Vertical Harvest, a hydroponic farm in downtown Westbrook, is being sued for allegedly failing to fully pay back a broker that secured a $48.75 million federal loan to get the farm started.
The lawsuit, filed on Dec. 19, 2025, alleges Raiven Fund Management, a Canadian venture capital firm, and Paul Dugsin, a principal of Raiven named chair of the board of Vertical Harvest, misled the broker, Waterside Commercial Finance, into agreeing to defer payment of 2% of the proceeds of the USDA loan, which amounts to about $975,000. Waterside is seeking full payment of damages, attorneys’ fees and any other penalty the court finds appropriate.
Vertical Harvest is a four-story hydroponic farm that expects to produce 3 million pounds of leafy greens annually. It received nearly $60 million in financing, and after some construction delays, is now operational, CEO Nona Yehia said Thursday.

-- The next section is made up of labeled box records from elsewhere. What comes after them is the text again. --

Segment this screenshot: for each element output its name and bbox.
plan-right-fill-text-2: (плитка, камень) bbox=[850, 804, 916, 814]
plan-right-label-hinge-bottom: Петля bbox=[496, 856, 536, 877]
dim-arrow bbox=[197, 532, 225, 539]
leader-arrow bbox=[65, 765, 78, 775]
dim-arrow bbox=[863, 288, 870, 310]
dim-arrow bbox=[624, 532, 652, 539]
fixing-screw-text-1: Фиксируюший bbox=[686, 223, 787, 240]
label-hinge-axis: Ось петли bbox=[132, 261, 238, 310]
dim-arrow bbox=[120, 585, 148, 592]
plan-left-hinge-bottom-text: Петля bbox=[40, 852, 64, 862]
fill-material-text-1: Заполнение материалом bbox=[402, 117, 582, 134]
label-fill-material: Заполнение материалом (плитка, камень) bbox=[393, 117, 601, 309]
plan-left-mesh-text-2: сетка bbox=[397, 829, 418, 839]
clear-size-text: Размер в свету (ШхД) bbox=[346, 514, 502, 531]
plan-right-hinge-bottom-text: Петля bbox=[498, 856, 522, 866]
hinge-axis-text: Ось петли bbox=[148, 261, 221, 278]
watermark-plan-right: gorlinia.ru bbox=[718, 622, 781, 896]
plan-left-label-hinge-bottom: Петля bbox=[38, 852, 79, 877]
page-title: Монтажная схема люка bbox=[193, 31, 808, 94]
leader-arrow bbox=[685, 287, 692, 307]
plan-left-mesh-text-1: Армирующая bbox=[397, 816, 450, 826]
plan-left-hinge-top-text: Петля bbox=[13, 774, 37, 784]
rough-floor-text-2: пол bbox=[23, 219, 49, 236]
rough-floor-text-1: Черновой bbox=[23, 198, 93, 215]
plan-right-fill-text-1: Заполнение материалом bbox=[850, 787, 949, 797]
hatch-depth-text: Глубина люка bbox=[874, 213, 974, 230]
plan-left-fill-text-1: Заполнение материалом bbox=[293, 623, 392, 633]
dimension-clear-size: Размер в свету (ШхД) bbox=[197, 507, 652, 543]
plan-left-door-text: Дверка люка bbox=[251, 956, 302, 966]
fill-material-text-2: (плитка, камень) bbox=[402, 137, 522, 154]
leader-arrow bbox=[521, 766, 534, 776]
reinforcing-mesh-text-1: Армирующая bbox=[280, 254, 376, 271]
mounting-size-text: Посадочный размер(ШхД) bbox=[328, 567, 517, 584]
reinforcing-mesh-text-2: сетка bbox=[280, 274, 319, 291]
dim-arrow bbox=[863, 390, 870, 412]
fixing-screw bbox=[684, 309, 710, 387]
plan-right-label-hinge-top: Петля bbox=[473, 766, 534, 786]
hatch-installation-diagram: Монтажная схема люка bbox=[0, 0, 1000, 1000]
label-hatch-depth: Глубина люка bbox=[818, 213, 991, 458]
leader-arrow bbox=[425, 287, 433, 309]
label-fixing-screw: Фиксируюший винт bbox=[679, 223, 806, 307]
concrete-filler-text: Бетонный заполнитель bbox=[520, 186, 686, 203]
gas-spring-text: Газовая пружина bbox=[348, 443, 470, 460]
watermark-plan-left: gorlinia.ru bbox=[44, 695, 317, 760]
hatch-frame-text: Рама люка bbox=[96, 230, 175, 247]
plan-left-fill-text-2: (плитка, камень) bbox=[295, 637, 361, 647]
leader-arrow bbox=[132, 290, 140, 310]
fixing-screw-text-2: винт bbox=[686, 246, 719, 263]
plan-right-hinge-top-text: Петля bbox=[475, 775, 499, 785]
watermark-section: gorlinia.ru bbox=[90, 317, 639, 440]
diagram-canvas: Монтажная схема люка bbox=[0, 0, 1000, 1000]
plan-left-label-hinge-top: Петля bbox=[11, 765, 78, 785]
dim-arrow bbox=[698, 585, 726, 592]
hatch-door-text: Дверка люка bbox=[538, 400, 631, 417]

Yehia said in an email that Vertical Harvest is focused on operating the business, building revenue and serving customers as the lawsuit proceeds.

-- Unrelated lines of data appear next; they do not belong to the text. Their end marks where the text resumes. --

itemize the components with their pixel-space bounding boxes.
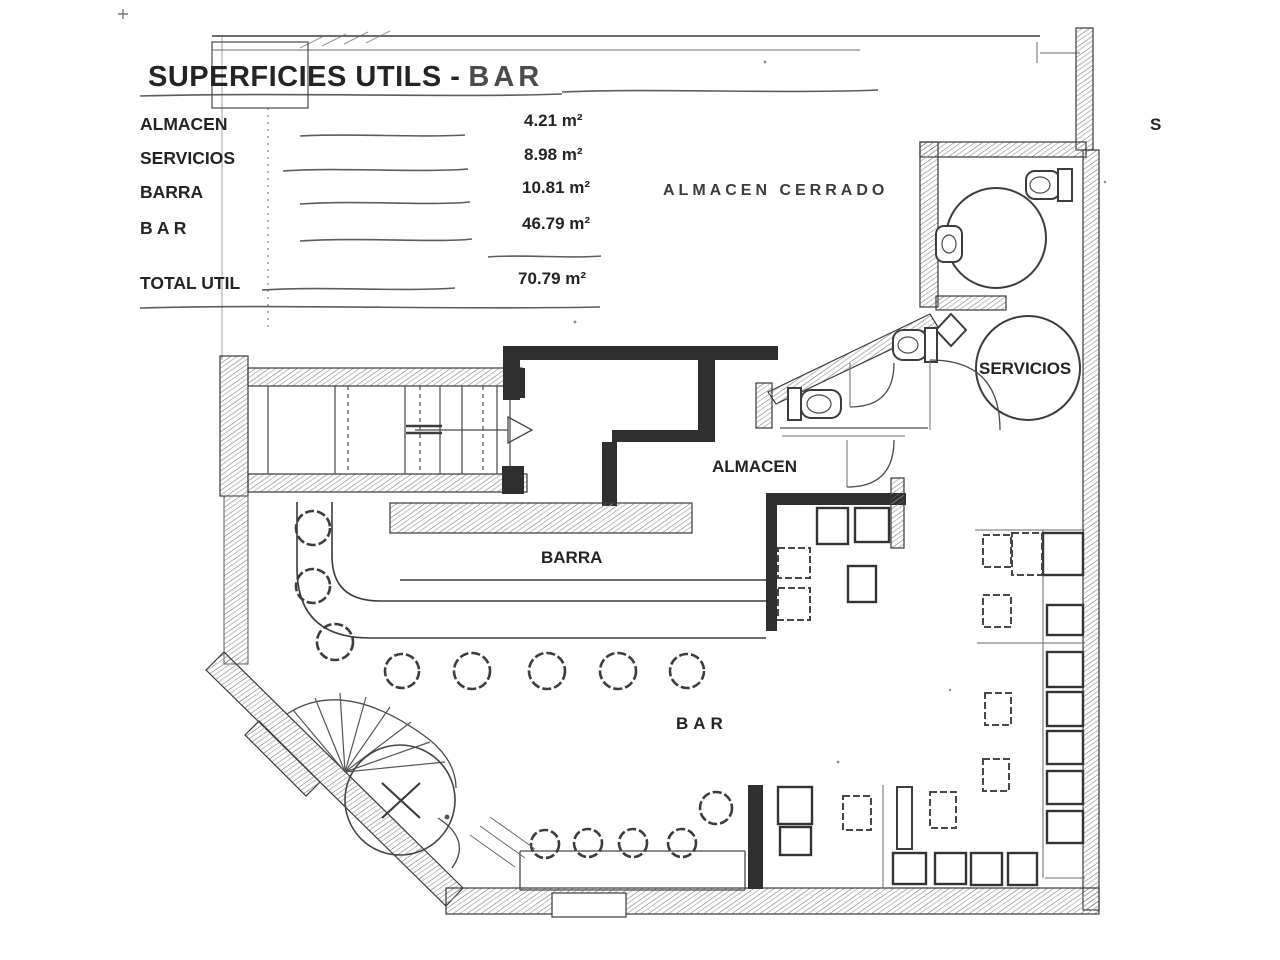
staircase — [248, 368, 532, 494]
seating-bottom — [470, 785, 1037, 890]
legend-value-barra: 10.81 m² — [522, 178, 590, 197]
legend-value-servicios: 8.98 m² — [524, 145, 583, 164]
stair-direction-arrow — [406, 417, 532, 443]
legend-label-barra: BARRA — [140, 182, 204, 202]
floor-plan-canvas: SUPERFICIES UTILS -BAR ALMACEN 4.21 m² S… — [0, 0, 1280, 960]
legend-label-almacen: ALMACEN — [140, 114, 228, 134]
bar-counter — [296, 502, 766, 689]
label-bar: BAR — [676, 714, 728, 733]
label-servicios: SERVICIOS — [979, 359, 1071, 378]
storeroom-walls — [503, 314, 938, 506]
legend-value-almacen: 4.21 m² — [524, 111, 583, 130]
sink-lobby — [936, 314, 966, 346]
floorplan-document: SUPERFICIES UTILS -BAR ALMACEN 4.21 m² S… — [0, 0, 1280, 960]
label-almacen-cerrado: ALMACEN CERRADO — [663, 182, 888, 199]
page-title-main: SUPERFICIES UTILS - — [148, 61, 460, 93]
bar-stools — [296, 511, 704, 689]
legend-label-bar: B A R — [140, 218, 187, 238]
cross-mark — [382, 783, 420, 818]
legend-value-total: 70.79 m² — [518, 269, 586, 288]
page-title-suffix: BAR — [468, 61, 543, 93]
legend-value-bar: 46.79 m² — [522, 214, 590, 233]
sink-wc1 — [936, 226, 962, 262]
label-barra: BARRA — [541, 548, 602, 567]
page-title: SUPERFICIES UTILS -BAR — [148, 61, 543, 93]
toilet-lobby-right — [893, 328, 937, 362]
label-edge-letter: S — [1150, 115, 1161, 134]
toilet-lobby-left — [788, 388, 841, 420]
toilet-top — [1026, 169, 1072, 201]
label-almacen: ALMACEN — [712, 457, 797, 476]
exterior-walls — [206, 28, 1099, 917]
plan-labels: ALMACEN CERRADO SERVICIOS ALMACEN BARRA … — [541, 115, 1161, 733]
legend-label-servicios: SERVICIOS — [140, 148, 235, 168]
legend-label-total: TOTAL UTIL — [140, 273, 240, 293]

“We are aware of the filing and want to be clear that the claims being asserted are inaccurate and materially misleading,” Yehia wrote. “This is a commercial dispute arising from a complex financing and vendor relationship, not an operational failure or cessation of business.”

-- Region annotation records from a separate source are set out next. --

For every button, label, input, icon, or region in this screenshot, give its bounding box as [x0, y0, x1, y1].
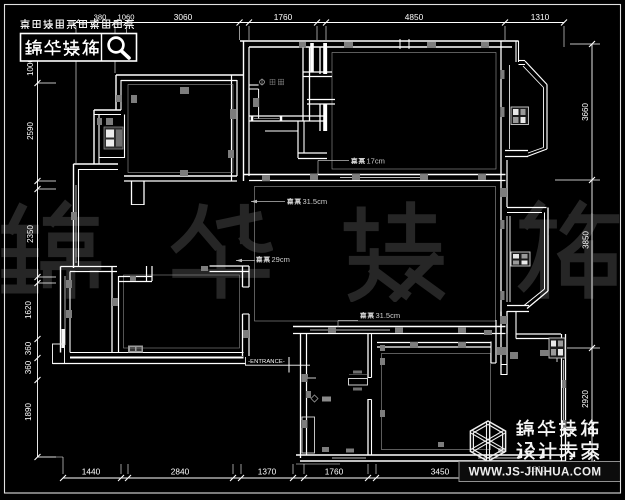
svg-text:3450: 3450 [431, 467, 450, 477]
svg-text:1440: 1440 [82, 467, 101, 477]
svg-text:3660: 3660 [581, 103, 590, 121]
svg-text:1760: 1760 [274, 12, 293, 22]
svg-text:31.5cm: 31.5cm [376, 311, 401, 320]
svg-text:2350: 2350 [26, 225, 35, 243]
svg-text:1890: 1890 [24, 403, 33, 421]
svg-text:1760: 1760 [325, 467, 344, 477]
svg-text:3850: 3850 [582, 231, 591, 249]
svg-text:17cm: 17cm [367, 157, 385, 166]
svg-text:4850: 4850 [405, 12, 424, 22]
svg-text:1310: 1310 [528, 464, 547, 474]
svg-text:360: 360 [24, 341, 33, 355]
svg-text:29cm: 29cm [272, 255, 290, 264]
svg-text:1310: 1310 [531, 12, 550, 22]
svg-text:2590: 2590 [26, 122, 35, 140]
svg-text:2920: 2920 [581, 390, 590, 408]
svg-text:360: 360 [24, 360, 33, 374]
svg-text:31.5cm: 31.5cm [303, 197, 328, 206]
svg-text:1370: 1370 [258, 467, 277, 477]
svg-text:3060: 3060 [174, 12, 193, 22]
svg-text:-ENTRANCE-: -ENTRANCE- [248, 359, 285, 365]
svg-text:1620: 1620 [24, 301, 33, 319]
svg-text:2840: 2840 [171, 467, 190, 477]
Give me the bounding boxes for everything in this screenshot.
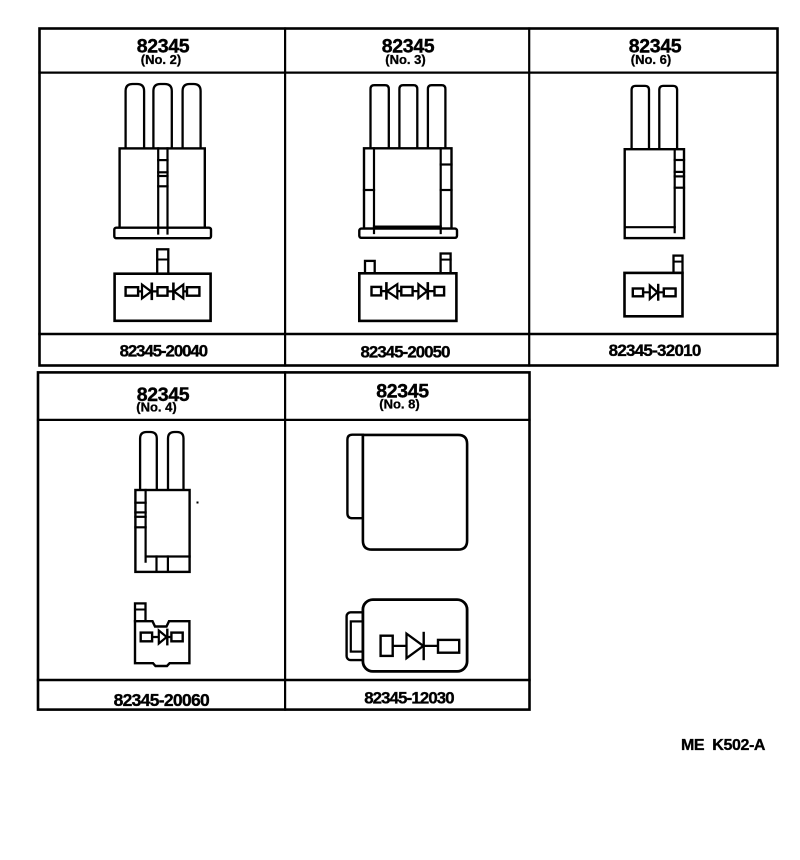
- svg-text:(No. 4): (No. 4): [136, 399, 176, 414]
- svg-text:82345-32010: 82345-32010: [609, 341, 701, 360]
- svg-text:82345-12030: 82345-12030: [364, 688, 454, 707]
- svg-text:(No. 6): (No. 6): [631, 52, 671, 67]
- svg-text:82345-20050: 82345-20050: [360, 342, 450, 361]
- svg-text:(No. 8): (No. 8): [379, 397, 419, 412]
- svg-text:82345-20040: 82345-20040: [120, 342, 208, 361]
- svg-text:(No. 2): (No. 2): [141, 52, 181, 67]
- svg-text:(No. 3): (No. 3): [385, 52, 425, 67]
- svg-text:ME K502-A: ME K502-A: [681, 737, 766, 754]
- svg-text:82345-20060: 82345-20060: [114, 690, 210, 710]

Dugsin did not respond to a request for comment Thursday.
According to the lawsuit, at the closing of the loan, Vertical Harvest paid Waterside $75,000, and in April of 2024, Vertical Harvest and Waterside entered into a “subordinated note agreement” to determine the terms for repayment of the remaining $900,000. A subordination agreement ranks debts by order of priority, so Waterside agreed to be paid only after the obligations to the senior lenders are satisfied.
According to the payment plan, if the repayment isn’t made in eight months, Vertical Harvest would owe Waterside $1.8 million, double the original amount. Afterward, interest will accrue at an annual rate of 25%.
The agreement confirmed that the payment plan was approved by senior lenders and repayment would not violate existing financial obligations. The repayment would remain mandatory unless Vertical Harvest provides written proof that the USDA or senior lenders object to the payment plan.
The lawsuit states that if Vertical Harvest and Dugsin had not confirmed that senior lenders approved repayment, Waterside would not have entered into the agreement. According to the lawsuit, Dugsin personally and separately confirmed the senior lenders’ approval, so he is sued individually, and Raiven is vicariously liable because of Dugsin’s role at Raiven.
In a separate breach of the agreement, the lawsuit alleges, Vertical Harvest did not pay Waterside after it received new financing that exceeded $500,000. Vertical Harvest allegedly received new capital from Raiven in September 2025, which it failed to disclose to Waterside, and then did not make any payments to Waterside.
The lawsuit is not the first financial issue Vertical Harvest has had while trying to get off the ground. In the fall of 2025, the city of Westbrook filed a lien against Vertical Harvest as it owed almost $45,000 in unpaid taxes. At the time, Yehia said the farm was not yet working at full capacity.